“O you who have believed, be persistently standing firm in justice, witnesses for Allah, even if it be against yourselves or parents or [near] relatives. Whether one is rich or poor, Allah is more worthy of both. So, follow not [personal] inclination, lest you not be just. And if you distort [your testimony] or refuse [to give it], then indeed Allah is ever, with what you do, Acquainted.”[Quran 4:135]
Justice is at the core of Islam. Justice on the social level, fulfilling the rights of others, fairly righting wrongs and so on are essential components of the society that Islam encourages. But justice doesn’t begin on the global level or the social level. Justice begins with the self. Justice begins with the individual.
The Quranic verse above, which is printed on the entrance wall to Harvard Law School, gives us the first step to exploring what Islam says about justice. The verse commands believing Muslims to never forsake being fair- even if it is against someone who is closely related to you.
A friend of mine was reflecting on this verse not too long ago. He had been sat in the car with his dad over winter and they almost crashed into a small group of women and children who had been crossing the road at night whilst wearing dark clothing. His dad hadn’t seen them, possibly because he has difficulty seeing in one eye, but my friend says that even he didn’t see them until they were quite close up. Thankfully he alerted his dad, and nothing happened apart from a beeping of the horn and some angry glares exchanged between pedestrians and passenger.
Later he told his mum about this incident and his mum said something to the effect of, “if something had happened you would have had to support dad.” He found this very uncomfortable. We assume the best about what his mother meant – emotional support perhaps – but one implication is of course lying, or, at the very least, concealing the truth of what had happened, or altering it (e.g. “I didn’t see them either until it was too late and my eyesight is okay”) so that his father didn’t get into as much trouble. This goes against the command of two parts of the verse – not having double standards for family and not distorting testimony – and goes against the essence of justice. Just imagine if the situation had been reversed – no doubt everyone in my friend’s family would have wanted an honest testimony from both the driver and the passenger.
The second section from this verse which particularly interests me is something that is a recurrent theme in the Quran: “opposing personal inclination” (also translated as: desire, want, caprice etc.). Islam teaches that the human being’s metaphysical composition includes the lower animalistic self and the higher angelic self, and the human being has the freedom and choice to choose one and overcome the other. Personal inclination/desire (Arabic: hawa) is something that is negatively referred to throughout the Quran and it is implied both here and in other verses that hawa is an obstacle to achieving a fair society and is diametrically opposed to ‘justice.’
The Prophet-King David is told: “O David, indeed We have made you a representative upon the earth, so judge between the people in truth and do not follow [your own] desire, as it will lead you astray from the way of Allah.” (38:26) Relating this back to the first verse and my friend’s hypothetical familial dilemma, it is only part of our nature to be affectionate and want to favour those who we are close to – be that through ties of blood or friendship – but if it involves favouritism, nepotism or stamping on the rights of others, then it is contrary to what Islam teaches.
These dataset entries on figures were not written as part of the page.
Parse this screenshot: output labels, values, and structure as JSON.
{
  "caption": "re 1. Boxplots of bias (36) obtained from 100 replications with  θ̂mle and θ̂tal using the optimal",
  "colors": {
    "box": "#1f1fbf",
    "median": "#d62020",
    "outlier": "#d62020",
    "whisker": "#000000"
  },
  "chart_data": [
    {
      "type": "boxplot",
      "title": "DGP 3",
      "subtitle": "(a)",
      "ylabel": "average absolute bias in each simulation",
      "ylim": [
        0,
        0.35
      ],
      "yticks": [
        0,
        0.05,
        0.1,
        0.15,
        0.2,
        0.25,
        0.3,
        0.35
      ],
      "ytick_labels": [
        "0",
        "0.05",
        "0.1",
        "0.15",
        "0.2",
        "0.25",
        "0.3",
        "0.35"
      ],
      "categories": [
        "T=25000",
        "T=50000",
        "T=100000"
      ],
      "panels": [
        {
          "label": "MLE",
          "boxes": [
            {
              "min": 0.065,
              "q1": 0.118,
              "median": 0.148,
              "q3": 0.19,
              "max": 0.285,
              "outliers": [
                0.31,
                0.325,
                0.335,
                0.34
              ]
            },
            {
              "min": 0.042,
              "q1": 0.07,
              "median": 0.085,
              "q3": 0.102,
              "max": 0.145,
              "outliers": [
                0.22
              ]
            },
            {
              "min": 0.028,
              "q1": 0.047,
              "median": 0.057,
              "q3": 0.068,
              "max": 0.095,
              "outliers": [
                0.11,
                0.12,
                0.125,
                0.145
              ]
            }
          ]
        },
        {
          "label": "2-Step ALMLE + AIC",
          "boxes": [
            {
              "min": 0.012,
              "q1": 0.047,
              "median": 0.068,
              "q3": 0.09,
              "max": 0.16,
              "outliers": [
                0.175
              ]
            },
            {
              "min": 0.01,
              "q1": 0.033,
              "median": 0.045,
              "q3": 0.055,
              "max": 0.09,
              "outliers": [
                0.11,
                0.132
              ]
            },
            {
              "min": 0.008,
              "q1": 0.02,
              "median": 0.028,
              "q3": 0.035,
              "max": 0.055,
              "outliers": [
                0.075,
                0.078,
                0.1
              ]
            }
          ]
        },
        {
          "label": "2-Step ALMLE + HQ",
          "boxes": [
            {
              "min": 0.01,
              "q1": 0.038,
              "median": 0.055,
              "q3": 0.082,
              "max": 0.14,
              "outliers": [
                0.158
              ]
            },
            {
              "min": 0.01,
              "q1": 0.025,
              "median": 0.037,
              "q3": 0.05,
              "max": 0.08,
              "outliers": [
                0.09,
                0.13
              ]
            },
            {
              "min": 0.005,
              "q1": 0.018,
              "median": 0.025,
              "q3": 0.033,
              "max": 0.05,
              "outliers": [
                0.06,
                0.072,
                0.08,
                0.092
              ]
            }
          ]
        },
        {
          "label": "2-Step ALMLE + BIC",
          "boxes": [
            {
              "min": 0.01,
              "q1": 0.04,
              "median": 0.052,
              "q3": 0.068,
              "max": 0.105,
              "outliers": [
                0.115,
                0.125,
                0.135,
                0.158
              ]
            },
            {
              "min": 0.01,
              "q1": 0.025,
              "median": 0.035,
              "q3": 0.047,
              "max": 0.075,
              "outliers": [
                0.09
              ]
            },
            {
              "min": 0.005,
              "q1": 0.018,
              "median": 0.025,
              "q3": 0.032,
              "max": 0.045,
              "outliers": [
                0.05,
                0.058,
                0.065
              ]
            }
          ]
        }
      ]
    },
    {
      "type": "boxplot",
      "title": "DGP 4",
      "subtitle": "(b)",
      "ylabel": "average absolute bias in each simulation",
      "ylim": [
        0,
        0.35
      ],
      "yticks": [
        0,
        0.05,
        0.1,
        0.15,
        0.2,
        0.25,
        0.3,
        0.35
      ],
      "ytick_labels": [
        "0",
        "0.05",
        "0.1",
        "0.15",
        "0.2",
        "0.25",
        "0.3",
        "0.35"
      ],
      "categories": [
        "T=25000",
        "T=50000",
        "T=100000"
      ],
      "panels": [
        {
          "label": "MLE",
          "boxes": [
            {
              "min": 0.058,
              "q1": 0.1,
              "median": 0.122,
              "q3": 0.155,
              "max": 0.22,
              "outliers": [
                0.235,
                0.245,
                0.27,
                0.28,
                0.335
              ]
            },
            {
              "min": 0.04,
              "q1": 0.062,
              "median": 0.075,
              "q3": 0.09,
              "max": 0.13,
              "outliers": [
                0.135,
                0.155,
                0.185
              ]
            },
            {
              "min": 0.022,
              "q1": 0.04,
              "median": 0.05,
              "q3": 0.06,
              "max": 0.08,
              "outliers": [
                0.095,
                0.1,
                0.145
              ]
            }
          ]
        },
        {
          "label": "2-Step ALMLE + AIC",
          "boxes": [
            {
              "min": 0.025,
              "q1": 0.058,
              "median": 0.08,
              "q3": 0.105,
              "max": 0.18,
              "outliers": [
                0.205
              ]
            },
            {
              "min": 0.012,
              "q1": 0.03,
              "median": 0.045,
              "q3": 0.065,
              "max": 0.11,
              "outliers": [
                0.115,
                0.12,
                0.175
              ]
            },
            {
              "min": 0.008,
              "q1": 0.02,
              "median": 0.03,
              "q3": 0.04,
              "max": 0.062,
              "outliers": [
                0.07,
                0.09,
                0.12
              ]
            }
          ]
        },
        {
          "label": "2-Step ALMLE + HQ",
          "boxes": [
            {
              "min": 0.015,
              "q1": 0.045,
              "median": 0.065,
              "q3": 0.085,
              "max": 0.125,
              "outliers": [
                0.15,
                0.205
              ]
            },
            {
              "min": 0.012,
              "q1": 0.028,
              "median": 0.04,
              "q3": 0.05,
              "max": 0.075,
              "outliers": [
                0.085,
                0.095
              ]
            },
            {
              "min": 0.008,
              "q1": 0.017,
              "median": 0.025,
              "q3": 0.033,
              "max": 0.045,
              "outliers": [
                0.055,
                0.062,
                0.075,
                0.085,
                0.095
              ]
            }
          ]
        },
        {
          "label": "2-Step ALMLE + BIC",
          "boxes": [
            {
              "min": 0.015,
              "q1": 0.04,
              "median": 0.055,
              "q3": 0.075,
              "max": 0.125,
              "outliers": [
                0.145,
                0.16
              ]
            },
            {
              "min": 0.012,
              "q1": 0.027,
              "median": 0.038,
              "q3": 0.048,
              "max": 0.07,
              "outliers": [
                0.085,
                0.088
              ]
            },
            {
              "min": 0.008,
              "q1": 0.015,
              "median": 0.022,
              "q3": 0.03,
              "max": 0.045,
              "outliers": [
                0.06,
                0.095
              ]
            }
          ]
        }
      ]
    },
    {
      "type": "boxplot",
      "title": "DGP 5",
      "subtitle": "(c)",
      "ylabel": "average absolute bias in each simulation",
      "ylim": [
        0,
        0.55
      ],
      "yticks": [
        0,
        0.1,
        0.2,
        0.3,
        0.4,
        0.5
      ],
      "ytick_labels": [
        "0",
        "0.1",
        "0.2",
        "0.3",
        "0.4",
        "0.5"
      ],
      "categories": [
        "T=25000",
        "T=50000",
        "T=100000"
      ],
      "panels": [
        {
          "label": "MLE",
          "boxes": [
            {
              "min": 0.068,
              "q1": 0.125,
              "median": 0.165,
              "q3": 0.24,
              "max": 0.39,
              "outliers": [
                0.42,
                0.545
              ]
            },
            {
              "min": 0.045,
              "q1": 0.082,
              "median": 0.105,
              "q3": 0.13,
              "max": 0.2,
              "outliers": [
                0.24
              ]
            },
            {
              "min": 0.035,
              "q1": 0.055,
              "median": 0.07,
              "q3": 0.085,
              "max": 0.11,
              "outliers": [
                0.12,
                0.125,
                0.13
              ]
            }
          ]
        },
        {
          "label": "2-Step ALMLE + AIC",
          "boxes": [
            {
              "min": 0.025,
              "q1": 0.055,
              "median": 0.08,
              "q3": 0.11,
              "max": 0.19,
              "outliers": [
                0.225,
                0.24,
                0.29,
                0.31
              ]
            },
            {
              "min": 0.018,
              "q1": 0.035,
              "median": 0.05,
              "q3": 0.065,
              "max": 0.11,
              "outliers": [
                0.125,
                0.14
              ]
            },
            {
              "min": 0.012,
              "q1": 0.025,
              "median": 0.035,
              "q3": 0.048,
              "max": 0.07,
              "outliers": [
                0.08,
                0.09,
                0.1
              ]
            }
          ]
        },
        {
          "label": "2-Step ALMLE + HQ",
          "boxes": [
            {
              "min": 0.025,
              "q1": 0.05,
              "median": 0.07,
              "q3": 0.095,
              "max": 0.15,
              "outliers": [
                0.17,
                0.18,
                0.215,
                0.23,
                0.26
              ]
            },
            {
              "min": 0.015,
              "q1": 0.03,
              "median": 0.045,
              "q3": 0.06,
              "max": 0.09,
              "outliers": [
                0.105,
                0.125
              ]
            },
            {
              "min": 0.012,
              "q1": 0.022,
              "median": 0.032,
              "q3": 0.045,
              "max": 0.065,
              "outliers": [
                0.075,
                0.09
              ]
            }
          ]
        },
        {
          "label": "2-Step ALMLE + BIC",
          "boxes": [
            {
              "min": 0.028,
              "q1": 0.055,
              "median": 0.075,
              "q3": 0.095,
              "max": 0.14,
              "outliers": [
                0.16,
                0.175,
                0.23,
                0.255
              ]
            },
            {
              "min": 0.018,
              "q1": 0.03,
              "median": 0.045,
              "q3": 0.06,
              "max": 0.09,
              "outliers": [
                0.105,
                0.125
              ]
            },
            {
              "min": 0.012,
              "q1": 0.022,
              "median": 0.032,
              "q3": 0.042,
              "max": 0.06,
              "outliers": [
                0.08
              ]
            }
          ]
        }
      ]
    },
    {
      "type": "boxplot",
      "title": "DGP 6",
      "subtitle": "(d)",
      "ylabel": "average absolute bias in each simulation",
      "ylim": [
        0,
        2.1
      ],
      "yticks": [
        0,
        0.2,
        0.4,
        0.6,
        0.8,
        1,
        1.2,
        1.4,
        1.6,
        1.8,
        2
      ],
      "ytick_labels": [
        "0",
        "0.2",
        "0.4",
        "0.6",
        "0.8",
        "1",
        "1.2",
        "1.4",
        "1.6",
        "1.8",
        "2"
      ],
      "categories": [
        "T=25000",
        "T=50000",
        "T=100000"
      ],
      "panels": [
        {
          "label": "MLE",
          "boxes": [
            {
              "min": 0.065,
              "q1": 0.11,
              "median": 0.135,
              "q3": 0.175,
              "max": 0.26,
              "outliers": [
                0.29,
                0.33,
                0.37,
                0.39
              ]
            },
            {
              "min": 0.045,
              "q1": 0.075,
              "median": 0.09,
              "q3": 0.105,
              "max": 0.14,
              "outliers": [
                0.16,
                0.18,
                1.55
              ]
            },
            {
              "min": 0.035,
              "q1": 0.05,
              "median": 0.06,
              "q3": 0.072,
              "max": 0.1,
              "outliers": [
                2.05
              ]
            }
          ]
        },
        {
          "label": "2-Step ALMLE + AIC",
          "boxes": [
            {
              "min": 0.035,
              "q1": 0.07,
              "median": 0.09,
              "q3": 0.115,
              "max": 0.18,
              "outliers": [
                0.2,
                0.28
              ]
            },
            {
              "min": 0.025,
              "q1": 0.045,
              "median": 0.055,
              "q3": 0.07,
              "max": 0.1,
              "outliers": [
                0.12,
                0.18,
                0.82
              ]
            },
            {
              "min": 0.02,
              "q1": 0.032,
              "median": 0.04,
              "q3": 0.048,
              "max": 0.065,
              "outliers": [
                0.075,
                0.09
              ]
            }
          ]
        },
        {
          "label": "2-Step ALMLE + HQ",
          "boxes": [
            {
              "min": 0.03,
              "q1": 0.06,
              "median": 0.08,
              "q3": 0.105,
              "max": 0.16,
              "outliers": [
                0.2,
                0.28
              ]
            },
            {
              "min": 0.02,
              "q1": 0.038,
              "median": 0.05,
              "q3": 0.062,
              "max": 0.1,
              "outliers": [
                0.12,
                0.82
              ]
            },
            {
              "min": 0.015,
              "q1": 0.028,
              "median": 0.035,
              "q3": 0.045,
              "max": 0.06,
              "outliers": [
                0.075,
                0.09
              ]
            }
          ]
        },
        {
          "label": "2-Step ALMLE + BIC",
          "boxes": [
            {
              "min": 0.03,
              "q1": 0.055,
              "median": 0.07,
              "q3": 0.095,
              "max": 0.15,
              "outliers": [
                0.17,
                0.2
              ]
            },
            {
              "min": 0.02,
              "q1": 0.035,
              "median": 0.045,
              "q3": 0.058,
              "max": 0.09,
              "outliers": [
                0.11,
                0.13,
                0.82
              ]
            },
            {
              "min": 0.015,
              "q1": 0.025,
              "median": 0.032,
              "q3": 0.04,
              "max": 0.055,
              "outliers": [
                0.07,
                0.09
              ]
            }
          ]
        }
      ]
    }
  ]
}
Parents are however only the second group mentioned in the verse after commanding justice against the self. I mentioned at the beginning of this article that Islam teaches us that justice begins on an individual level- through conquering the self. In Islam there are rules and laws, forbidden things and permissible things, encouraged acts and discouraged acts… all of these serve a purpose, whether it is for the individual or the society. Legal punishments on the other hand, are only for those acts which affect the society at large and involve the rights of other human beings because those acts bring about societal disruption such as murder and theft.
As for the individual level, there are no punishments in this world for those acts. Forbidden acts, however, in themselves lead to negative consequences, “whoever does good it is for his own self and whoever does evil it is [to the detriment of] their own self” (41:46). However, the self is the only thing over which we have full charge and full control. We cannot fairly be held responsible for the actions of others but we are totally accountable for our own actions. The Quran mentions being just towards oneself first because our individual nature is such that we make excuses for ourselves and avoid taking ourselves to account as we seek to avoid painful consequences. For this reason, we may lie to ourselves, we may deceive ourselves and avoid addressing the root issue of our problem. Oftentimes we find ourselves in moral indignation about what someone else did, but rarely are we so livid about our own vices. And so, the Quran recognises this, that we only truly have the ability and sovereignty to reform ourselves as it says, “Indeed, Allah will not change the condition of a people until they change what is in themselves”(13:11).
If we do not reform what is in us and overcome ourselves, there is always the risk that we will be vulnerable to falling to temptations of injustice and to usurping the rights of others for our own personal gain. I end with the words of Imam Ali, the cousin of the Prophet Muhammad (saw), who puts concisely into a few words what I have spent a thousand trying to say:
“Justice is to put everything in its rightful place.”